HÜDA PAR'ın desteklediği Diyarbakır Bağımsız Milletvekili Adayı Zekeriya Yapıcıoğlu, kentin fethi dolayısıyla düzenlenen iftar yemeği programında yaptığı konuşmada, siyasetçilerin üslubunu eleştirdi. Yapıcıoğlu, "Daha fazla oy almak adına insanlarımızın kutuplaştırılarak birbirine düşürülmesi memleketin faydasına değil." dedi.
Diyarbakır Bağımsız Milletvekili Adayı Yapıcıoğlu, kentin İslam ordularınca fethi vesilesiyle Sahabe-Der'in Sur ilçesinde düzenlediği iftar programına katıldı.
İftar masalarındaki vatandaşları tek tek soran Yapıcıoğlu, engelli, yaşlı ve çocuklara yakın ilgi gösterdi.
Programda kısa bir konuşma yapan Yapıcıoğlu, siyasetçilerin üslubunu eleştirerek, Ramazan ayının rahmetiyle beraber bu üslubun kısmen de olsa düzeldiğini söyledi.
Diyarbakır'ın fethinden sonra bir daha küfrün bu topraklarda hüküm süremediğini dile getiren Yapıcıoğlu, "Değerli dostlar! Evet, 1379 yıl önce bugün gibi yani bir 27 Mayıs günü Resullullah Efendimizin sahabesi, Diyarbakır'ı fethetti ve o günden bugüne 1379 yıldır Diyarbakır sürekli Müslümanların memleketi, İslam diyarı olmaya devam etti. O gün buradan kovulan Bizans ya da onların bir benzeri olan haçlılar, Diyarbakır'da bir daha hüküm süremediler. Farklı dilleri konuşan, farklı mezheplere mensup Müslümanlar buralara gelip gittiler ama bir daha küfür burada hüküm süremedi. İnşallah kıyamete kadar bir daha küfür buralarda hüküm sürme ümidini kaybetmiştir." dedi.
"Kendisi gibi düşünmeyeni hain ilan etmek memleketimize bir şey kazandırmıyor"

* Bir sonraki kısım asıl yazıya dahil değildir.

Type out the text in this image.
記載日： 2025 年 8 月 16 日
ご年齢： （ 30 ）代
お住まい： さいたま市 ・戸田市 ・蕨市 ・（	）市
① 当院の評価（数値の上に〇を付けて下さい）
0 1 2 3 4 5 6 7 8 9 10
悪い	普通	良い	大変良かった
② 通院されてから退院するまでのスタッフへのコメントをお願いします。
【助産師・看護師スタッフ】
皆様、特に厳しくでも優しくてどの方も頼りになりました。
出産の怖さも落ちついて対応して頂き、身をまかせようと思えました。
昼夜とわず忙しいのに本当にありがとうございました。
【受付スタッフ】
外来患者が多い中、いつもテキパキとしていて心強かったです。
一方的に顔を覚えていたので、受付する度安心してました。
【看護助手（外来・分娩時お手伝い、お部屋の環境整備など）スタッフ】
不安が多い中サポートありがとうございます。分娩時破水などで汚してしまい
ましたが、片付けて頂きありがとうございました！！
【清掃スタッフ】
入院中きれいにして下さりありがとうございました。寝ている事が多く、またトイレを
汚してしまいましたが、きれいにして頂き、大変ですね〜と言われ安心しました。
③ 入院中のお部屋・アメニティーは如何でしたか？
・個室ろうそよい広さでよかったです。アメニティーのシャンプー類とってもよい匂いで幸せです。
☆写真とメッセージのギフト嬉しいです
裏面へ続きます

Ramazan ayında Allah Teala'nın rahmetine daha çok yaklaştıracak amellerde bulunulması gerektiğine vurgu yapan Yapıcıoğlu, "Evet, şu anda memlekette aynı zamanda siyasi bir hava var. 24 Haziran'da hem cumhurbaşkanlığı seçimi hem de milletvekili genel seçimi yapılacak. Bu seçimde ben de Diyarbakır'dan bağımsız aday oldum. Fakat adaylıktan önce de şu anda da bizim siyasetin üslubundan bir şikâyetimiz var. Ötekileştirmek, başka saftaki birisini düşmanmış gibi görüp göstermek veya kendisinin kazanıp kaybetmesini memleketin batmasıyla eşdeğer tutmak ya da kendisi gibi düşünmeyeni hain ilan etmek memleketimize bir şey kazandırmıyor. Üslubun sertleşmesi, 3-5 oy daha fazla almak adına insanlarımızın kutuplaştırılarak birbirine düşürülmesi memleketin faydasına değil. Fakat şükür ki Ramazan ayının başlamasıyla siyasetteki bu üslup kısmen de olsa düzeldi. Ramazan'daki bu manevi iklim o siyasi havayı bastırdı, iyi ki de bastırdı." ifadelerini kullandı.
"Mazlum kardeşlerinizin zulüm altından kurtulmaları için dua etmeyi unutmayın"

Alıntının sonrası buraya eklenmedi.